Selbst die eine Gemeinsamkeit, die Komponisten und faschistische Diktatoren zu teilen scheinen - der Umstand, dass sie ihren Bewunderern Sinn- und Zielvorgaben geben - scheint mir gebrochen zu sein. Denn, aber hier spreche ich vielleicht nur für mich, wir leben eben heute in einer pluralen Welt mit vielen verschiedenen Sinnsystemen, die nach ganz unterschiedlichen Regeln funktionieren. So bin ich mir sehr bewusst, dass Komponisten nur in meiner kleinen Klavierwelt wichtig sind, dass aber in der großen Welt ganz andere Sinnvorgaben existieren. Dennoch genieße ich es, im Forum oder beim täglichen Klavierspiel so zu tun, als hätten die Regeln Gültigkeit, als sei der Sinn universal, als würden alle mein Ziel gutheißen.

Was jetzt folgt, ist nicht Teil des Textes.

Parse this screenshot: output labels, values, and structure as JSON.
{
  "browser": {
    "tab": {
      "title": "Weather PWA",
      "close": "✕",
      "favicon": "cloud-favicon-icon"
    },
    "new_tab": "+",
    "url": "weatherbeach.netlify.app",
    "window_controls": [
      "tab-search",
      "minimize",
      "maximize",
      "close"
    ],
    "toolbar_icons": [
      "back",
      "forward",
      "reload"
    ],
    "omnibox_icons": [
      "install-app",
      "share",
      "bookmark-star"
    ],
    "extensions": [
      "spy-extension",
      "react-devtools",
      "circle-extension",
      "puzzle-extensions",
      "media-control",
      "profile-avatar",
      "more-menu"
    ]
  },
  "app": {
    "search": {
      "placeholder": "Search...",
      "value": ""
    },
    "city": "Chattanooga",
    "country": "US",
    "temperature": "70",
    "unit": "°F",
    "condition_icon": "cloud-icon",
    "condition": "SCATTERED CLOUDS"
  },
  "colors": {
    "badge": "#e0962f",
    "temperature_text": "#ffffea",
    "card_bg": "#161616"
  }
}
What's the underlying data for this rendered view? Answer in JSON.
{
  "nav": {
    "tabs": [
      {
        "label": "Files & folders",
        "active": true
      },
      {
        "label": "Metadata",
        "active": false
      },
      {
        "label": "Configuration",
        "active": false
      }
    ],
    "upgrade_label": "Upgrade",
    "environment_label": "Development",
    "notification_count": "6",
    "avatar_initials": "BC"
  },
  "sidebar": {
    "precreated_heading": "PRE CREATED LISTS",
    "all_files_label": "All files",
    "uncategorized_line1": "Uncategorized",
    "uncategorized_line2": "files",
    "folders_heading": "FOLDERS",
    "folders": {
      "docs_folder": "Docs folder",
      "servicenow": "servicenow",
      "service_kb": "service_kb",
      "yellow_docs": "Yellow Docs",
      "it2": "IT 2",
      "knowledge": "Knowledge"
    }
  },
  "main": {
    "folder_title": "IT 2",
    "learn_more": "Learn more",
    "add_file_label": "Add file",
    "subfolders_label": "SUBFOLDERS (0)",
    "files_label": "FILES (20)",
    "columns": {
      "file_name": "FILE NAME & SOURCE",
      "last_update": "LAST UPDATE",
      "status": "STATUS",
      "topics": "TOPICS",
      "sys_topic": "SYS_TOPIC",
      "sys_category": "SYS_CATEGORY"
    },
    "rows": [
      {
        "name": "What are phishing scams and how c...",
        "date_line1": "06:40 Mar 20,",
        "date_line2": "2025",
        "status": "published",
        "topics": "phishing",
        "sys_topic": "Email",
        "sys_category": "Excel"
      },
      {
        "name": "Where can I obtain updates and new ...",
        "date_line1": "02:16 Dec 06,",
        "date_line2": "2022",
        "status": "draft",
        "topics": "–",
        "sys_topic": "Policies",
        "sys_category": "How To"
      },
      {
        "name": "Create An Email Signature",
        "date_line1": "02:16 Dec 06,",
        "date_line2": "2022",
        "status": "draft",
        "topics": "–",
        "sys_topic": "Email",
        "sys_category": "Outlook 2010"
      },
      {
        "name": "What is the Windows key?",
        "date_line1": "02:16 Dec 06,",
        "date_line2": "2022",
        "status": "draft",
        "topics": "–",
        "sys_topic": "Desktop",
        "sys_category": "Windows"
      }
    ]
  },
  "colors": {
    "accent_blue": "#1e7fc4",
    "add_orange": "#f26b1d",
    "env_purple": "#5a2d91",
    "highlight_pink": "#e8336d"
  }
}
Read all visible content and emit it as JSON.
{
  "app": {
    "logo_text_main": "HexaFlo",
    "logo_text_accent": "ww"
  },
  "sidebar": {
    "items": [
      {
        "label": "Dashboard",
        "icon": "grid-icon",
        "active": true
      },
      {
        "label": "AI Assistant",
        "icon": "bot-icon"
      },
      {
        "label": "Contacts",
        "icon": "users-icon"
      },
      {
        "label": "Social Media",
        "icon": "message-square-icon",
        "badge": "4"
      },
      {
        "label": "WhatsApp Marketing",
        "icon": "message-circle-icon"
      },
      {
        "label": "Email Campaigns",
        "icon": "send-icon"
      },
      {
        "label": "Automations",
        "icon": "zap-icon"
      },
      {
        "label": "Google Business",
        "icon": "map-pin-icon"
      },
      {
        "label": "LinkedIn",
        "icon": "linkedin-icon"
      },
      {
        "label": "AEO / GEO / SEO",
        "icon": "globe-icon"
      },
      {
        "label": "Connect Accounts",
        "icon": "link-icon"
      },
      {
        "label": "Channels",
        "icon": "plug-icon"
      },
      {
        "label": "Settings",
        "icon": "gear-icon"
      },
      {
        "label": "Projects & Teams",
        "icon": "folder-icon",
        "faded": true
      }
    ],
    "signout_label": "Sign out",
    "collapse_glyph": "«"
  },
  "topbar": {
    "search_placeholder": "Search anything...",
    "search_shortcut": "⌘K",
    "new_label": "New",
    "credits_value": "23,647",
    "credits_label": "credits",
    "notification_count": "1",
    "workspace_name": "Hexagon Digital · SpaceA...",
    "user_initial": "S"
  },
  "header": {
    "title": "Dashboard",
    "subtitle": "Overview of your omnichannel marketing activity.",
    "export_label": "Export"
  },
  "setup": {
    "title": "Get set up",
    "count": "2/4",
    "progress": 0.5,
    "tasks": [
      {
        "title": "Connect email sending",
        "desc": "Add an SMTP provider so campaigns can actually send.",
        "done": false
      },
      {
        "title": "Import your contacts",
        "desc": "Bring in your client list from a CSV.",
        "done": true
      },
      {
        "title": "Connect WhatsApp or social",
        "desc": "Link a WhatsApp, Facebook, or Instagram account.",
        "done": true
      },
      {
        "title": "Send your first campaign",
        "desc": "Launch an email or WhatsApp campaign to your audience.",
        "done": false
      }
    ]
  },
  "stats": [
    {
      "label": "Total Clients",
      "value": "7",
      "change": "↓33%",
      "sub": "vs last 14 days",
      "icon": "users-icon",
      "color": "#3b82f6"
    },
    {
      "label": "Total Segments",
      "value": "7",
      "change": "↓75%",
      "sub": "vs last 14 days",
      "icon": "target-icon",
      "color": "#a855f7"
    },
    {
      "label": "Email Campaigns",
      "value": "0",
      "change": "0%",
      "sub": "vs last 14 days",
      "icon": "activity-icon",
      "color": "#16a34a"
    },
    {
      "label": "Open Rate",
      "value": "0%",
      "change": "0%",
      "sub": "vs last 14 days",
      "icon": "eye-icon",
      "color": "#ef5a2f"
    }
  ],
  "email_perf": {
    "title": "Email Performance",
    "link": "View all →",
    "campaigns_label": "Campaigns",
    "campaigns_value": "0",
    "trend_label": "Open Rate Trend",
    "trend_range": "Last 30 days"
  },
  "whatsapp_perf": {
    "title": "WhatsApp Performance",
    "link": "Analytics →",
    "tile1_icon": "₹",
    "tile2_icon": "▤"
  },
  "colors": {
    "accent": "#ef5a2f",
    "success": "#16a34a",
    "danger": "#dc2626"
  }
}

Daher mag ich dieses Forum auch so gerne :)
Aber um auf das Thema zurückzukommen: Genau dieses "so tun als ob" fehlt doch im Faschismus, bzw. es kann nur im Geheimen ausgelebt werden. Ich finde es gefährlich, vor allem aber auch traurig, Komponisten als Führerpersönlichkeiten auszugeben - und zwar darum, weil dadurch all die großen und kleinen Katastrophen in faschistischen Regimes banalisiert werden.
Ich kann mir drei weitere Bemerkungen nicht verkneifen.
Einmal wird Rousseau gründlich missverstanden, wenn man ihn, wie das bei osos offenbar geschieht, auf sein "Zurück zur Natur!" festlegt. Rousseau ist sich nämlich, anders als osos, letztlich nicht schlüssig, was eine Rückkehr zum Naturzustand betrifft, weil er nicht einmal sicher ist, ob es ihn je gegeben hat. Ihm war natürlich nicht klar, dass es in Australien Menschen gibt, die stolze 50000 Jahre leben und daher offenbar mit einer robust-natürlichen Gesundheit gesegnet sind :). Das aber nur beiläufig.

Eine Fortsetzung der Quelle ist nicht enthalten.